User resolution on success:

  1. Creator.casdoor_sub == claims['id' | 'sub'] — fast path.
  2. User.email iexact claims['email'] — links an existing legacy account; Creator.casdoor_sub is backfilled in the same request.
  3. Auto-provision a new User + Creator and stamp the sub.

Model + migration

  • Creator.casdoor_sub (CharField, max 128, indexed, blank default). Soft pointer to the Casdoor user record.
  • creators/migrations/0030_creator_casdoor_sub.py. No data migration; the field backfills on first Casdoor sign-in per user.

Public endpoints

  • GET /api/v1/auth/casdoor/config/ — public, returns the Casdoor signin_url + client_id when configured, or {configured: false} for shadow-mode SPAs.
  • POST /api/v1/auth/casdoor/exchange/ — public, accepts a Casdoor authorization code, exchanges it for an access token via the SDK, verifies the JWT, resolves / auto-provisions the user, mints a creators.Session row, and returns the standard auth_payload shape so the existing Flutter applyAuthPayload machinery keeps working unchanged. Returns 503 in shadow mode.

Tests (creators.tests.CasdoorAuthTests — 8 cases)

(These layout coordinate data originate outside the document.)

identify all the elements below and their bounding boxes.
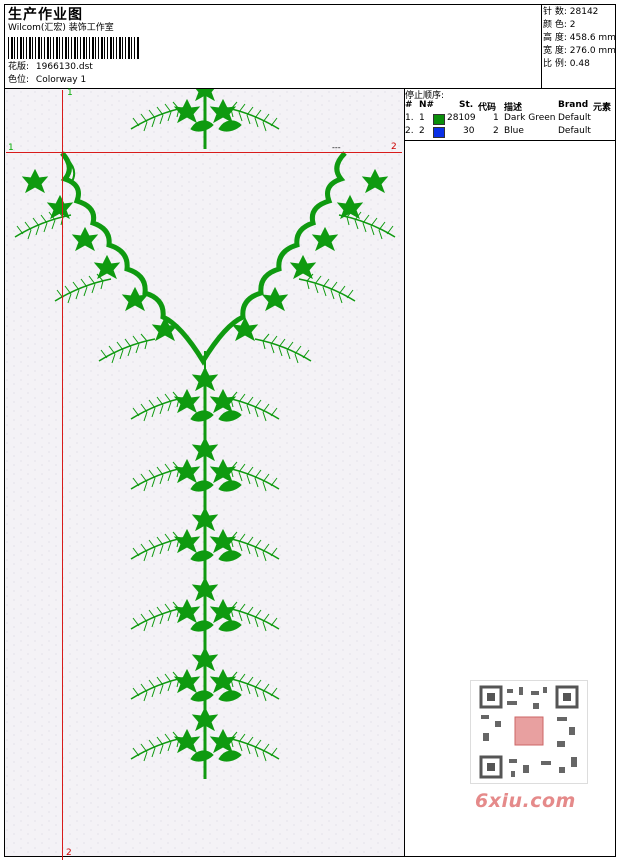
stop-sequence-table: 停止顺序: # N# St. 代码 描述 Brand 元素 1. 1 28109… — [405, 88, 617, 139]
table-row: 2. 2 30 2 Blue Default — [405, 126, 591, 138]
colorway: 色位: Colorway 1 — [8, 75, 86, 86]
colorway-value: Colorway 1 — [35, 75, 87, 85]
panel-divider — [404, 88, 405, 857]
design-file: 花版: 1966130.dst — [8, 62, 93, 73]
table-header: # N# St. 代码 描述 Brand 元素 — [405, 100, 617, 113]
vertical-guide — [62, 90, 63, 860]
stats-divider — [541, 4, 542, 88]
col-index: # — [405, 100, 413, 110]
horizontal-guide — [6, 152, 402, 153]
barcode — [8, 37, 140, 59]
color-swatch — [433, 127, 445, 138]
marker-bottom: 2 — [66, 848, 72, 858]
scale-ratio: 比 例: 0.48 — [543, 59, 590, 69]
marker-dash: --- — [332, 143, 341, 152]
color-count: 颜 色: 2 — [543, 20, 576, 30]
design-height: 高 度: 458.6 mm — [543, 33, 616, 43]
col-desc: 描述 — [504, 103, 523, 113]
design-canvas — [5, 89, 404, 856]
page-title: 生产作业图 — [8, 7, 83, 23]
marker-top: 1 — [67, 88, 73, 98]
col-brand: Brand — [558, 100, 589, 110]
qr-code — [470, 680, 588, 784]
marker-left: 1 — [8, 143, 14, 153]
design-label: 花版: — [8, 62, 30, 72]
col-stitches: St. — [459, 100, 474, 110]
watermark-text: 6xiu.com — [475, 790, 576, 812]
table-bottom-rule — [404, 140, 616, 141]
color-swatch — [433, 114, 445, 125]
design-value: 1966130.dst — [35, 62, 93, 72]
design-width: 宽 度: 276.0 mm — [543, 46, 616, 56]
col-needle: N# — [419, 100, 435, 110]
col-element: 元素 — [593, 103, 612, 113]
colorway-label: 色位: — [8, 75, 30, 85]
col-code: 代码 — [478, 103, 497, 113]
marker-right: 2 — [391, 142, 397, 152]
stitch-count: 针 数: 28142 — [543, 7, 599, 17]
company-name: Wilcom(汇宏) 装饰工作室 — [8, 23, 114, 33]
embroidery-preview — [5, 89, 404, 856]
table-row: 1. 1 28109 1 Dark Green Default — [405, 113, 591, 125]
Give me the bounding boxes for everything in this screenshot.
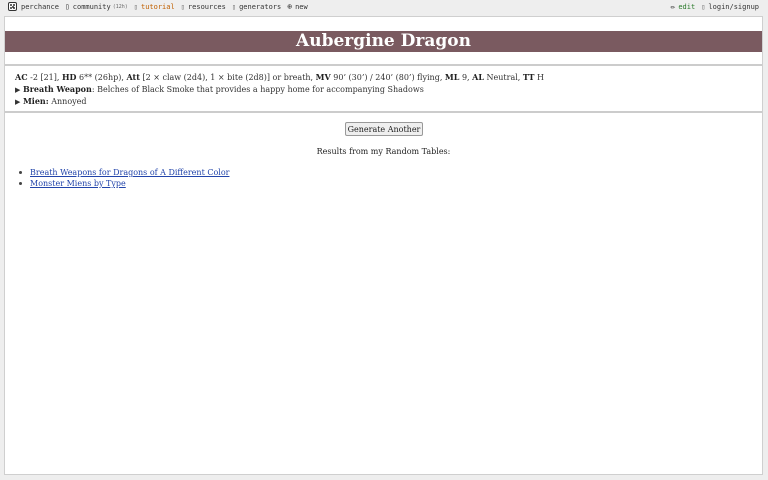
breath-weapons-link[interactable]: Breath Weapons for Dragons of A Differen… — [30, 168, 229, 177]
dice-icon — [8, 2, 17, 11]
folder-icon: ▯ — [180, 2, 185, 11]
mien-line: ▶ Mien: Annoyed — [15, 96, 755, 109]
breath-weapon-line: ▶ Breath Weapon: Belches of Black Smoke … — [15, 84, 755, 97]
nav-new-label: new — [295, 2, 308, 11]
ac-value: -2 [21], — [30, 73, 60, 82]
random-tables-list: Breath Weapons for Dragons of A Differen… — [19, 167, 229, 189]
tt-label: TT — [522, 72, 535, 82]
bullet-icon — [19, 171, 22, 174]
list-item: Monster Miens by Type — [19, 178, 229, 189]
al-label: AL — [472, 72, 484, 82]
nav-tutorial[interactable]: ▯ tutorial — [134, 3, 175, 11]
nav-generators-label: generators — [239, 2, 282, 11]
pencil-icon: ✏ — [670, 2, 676, 11]
hd-value: 6** (26hp), — [79, 73, 124, 82]
breath-weapon-text: : Belches of Black Smoke that provides a… — [91, 84, 424, 94]
nav-brand[interactable]: perchance — [8, 2, 59, 11]
nav-login[interactable]: ▯ login/signup — [701, 3, 759, 11]
att-value: [2 × claw (2d4), 1 × bite (2d8)] or brea… — [142, 73, 314, 82]
nav-resources-label: resources — [187, 2, 226, 11]
stat-line: AC -2 [21], HD 6** (26hp), Att [2 × claw… — [15, 72, 755, 84]
generate-another-button[interactable]: Generate Another — [345, 122, 423, 136]
att-label: Att — [126, 72, 140, 82]
ac-label: AC — [15, 72, 28, 82]
generator-panel: Aubergine Dragon AC -2 [21], HD 6** (26h… — [4, 16, 763, 475]
triangle-right-icon: ▶ — [15, 85, 21, 94]
mv-value: 90’ (30’) / 240’ (80’) flying, — [333, 73, 443, 82]
nav-community[interactable]: ▯ community (12h) — [65, 2, 128, 11]
user-icon: ▯ — [701, 2, 706, 11]
nav-edit-label: edit — [678, 2, 696, 11]
nav-left: perchance ▯ community (12h) ▯ tutorial ▯… — [8, 2, 314, 11]
mien-text: Annoyed — [51, 97, 87, 106]
hd-label: HD — [61, 72, 77, 82]
breath-weapon-label: Breath Weapon — [22, 83, 92, 94]
nav-community-count: (12h) — [112, 3, 128, 10]
nav-edit[interactable]: ✏ edit — [671, 2, 696, 11]
nav-brand-label: perchance — [21, 2, 59, 11]
page-title: Aubergine Dragon — [5, 31, 762, 52]
divider-top — [5, 64, 762, 66]
tt-value: H — [537, 73, 545, 82]
results-heading: Results from my Random Tables: — [316, 147, 451, 156]
nav-new[interactable]: ⊕ new — [287, 2, 307, 11]
mv-label: MV — [315, 72, 331, 82]
mien-label: Mien: — [22, 96, 49, 106]
nav-right: ✏ edit ▯ login/signup — [671, 2, 759, 11]
monster-miens-link[interactable]: Monster Miens by Type — [30, 179, 126, 188]
ml-value: 9, — [461, 73, 470, 82]
nav-generators[interactable]: ▯ generators — [232, 3, 281, 11]
nav-tutorial-label: tutorial — [140, 2, 175, 11]
plus-circle-icon: ⊕ — [287, 2, 293, 11]
book-icon: ▯ — [133, 2, 138, 11]
list-item: Breath Weapons for Dragons of A Differen… — [19, 167, 229, 178]
ml-label: ML — [444, 72, 460, 82]
divider-bottom — [5, 111, 762, 113]
al-value: Neutral, — [486, 73, 521, 82]
chat-icon: ▯ — [64, 2, 70, 11]
grid-icon: ▯ — [231, 2, 237, 11]
nav-resources[interactable]: ▯ resources — [181, 3, 226, 11]
nav-community-label: community — [72, 2, 111, 11]
nav-login-label: login/signup — [708, 2, 759, 11]
stat-block: AC -2 [21], HD 6** (26hp), Att [2 × claw… — [15, 72, 755, 109]
top-nav: perchance ▯ community (12h) ▯ tutorial ▯… — [0, 0, 768, 15]
triangle-right-icon: ▶ — [15, 98, 21, 106]
bullet-icon — [19, 182, 22, 185]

  • test_config_view_reports_unconfigured_in_shadow_mode
  • test_config_view_returns_oauth_targets_when_configured
  • test_exchange_endpoint_returns_503_in_shadow_mode
  • test_jwt_auth_class_is_noop_when_not_configured
  • test_jwt_auth_class_skips_mcp_keysBearer ntc_<key> must hand off to ApiKeyAuthentication.
  • test_resolve_user_links_existing_account_by_email — legacy-account adoption path.
  • test_resolve_user_auto_provisions_when_no_match — new-user branch.
  • test_resolve_user_returns_none_without_sub — defensive guard.

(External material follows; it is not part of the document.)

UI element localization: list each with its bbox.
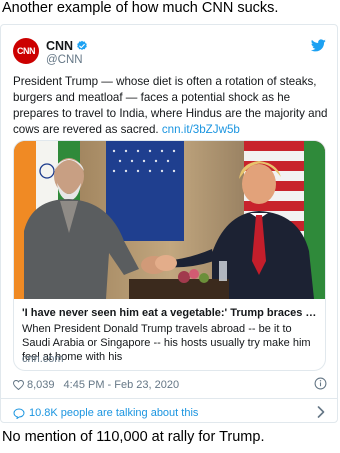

All 8 pass. The pre-existing GithubSyncTests (13) and CreatorModelTests (3) also still pass after the dependency bump.

Verification

After pip install -r backend/requirements.txt && python manage.py migrate creators:

# Shadow mode (no env vars):
curl -s http://localhost:8000/api/v1/auth/casdoor/config/
# -> {"configured": false}

# After populating CASDOOR_* env vars:
curl -s http://localhost:8000/api/v1/auth/casdoor/config/
# -> {"configured": true, "endpoint": "...", "signin_url": "...", ...}

Shadow mode means zero impact on existing users — they keep using LoginApiView / RegisterApiView / Google / GitHub OAuth as before. Phase 3 (Flutter SDK) and Phase 4 (cutover) come later.

Operator action (optional, only if flipping shadow mode now)

  1. In the Casdoor admin UI at https://auth.trance-0.com, create an organization (e.g. notechondria) and an application (e.g. notechondria). Note the Client ID, Client secret, and the application's signing certificate PEM.

  2. Drop the values into the backend .env:

    CASDOOR_ENDPOINT=https://auth.trance-0.com
CASDOOR_CLIENT_ID=<from Casdoor app settings>
CASDOOR_CLIENT_SECRET=<from Casdoor app settings>
CASDOOR_ORG_NAME=notechondria
CASDOOR_APP_NAME=notechondria
CASDOOR_CERTIFICATE=<single-line PEM with \n escapes>

  3. Add the per-app redirect URIs (editor / planner / portal) to the application's "Redirect URLs" list in the Casdoor admin UI — the same hosts already pre-registered in the GOOGLE_AUTHORIZED_REDIRECT_URIS env var.

  4. Rebuild + redeploy. /api/v1/handshake/ continues to return the deployed version (0.1.96 once 0.1.95's Dockerfile fix propagates); /api/v1/auth/casdoor/config/ flips from {configured: false} to the populated payload.

The Flutter side stays on the legacy auth surface until phase 3 ships — there is no user-visible change in this round even with the env vars set.

Carryover

  • Phase 3: Flutter Casdoor SDK in notechondria_shared.
  • Phase 4: cutover (disable LoginApiView etc.; Session read-only).
  • Phase 5: cleanup (delete every legacy endpoint / serializer / template / helper listed in casdoor-migration.md).
  • 0.1.94: push-side conflict resolution + asset rotation/pruning on the GitHub Sync surface.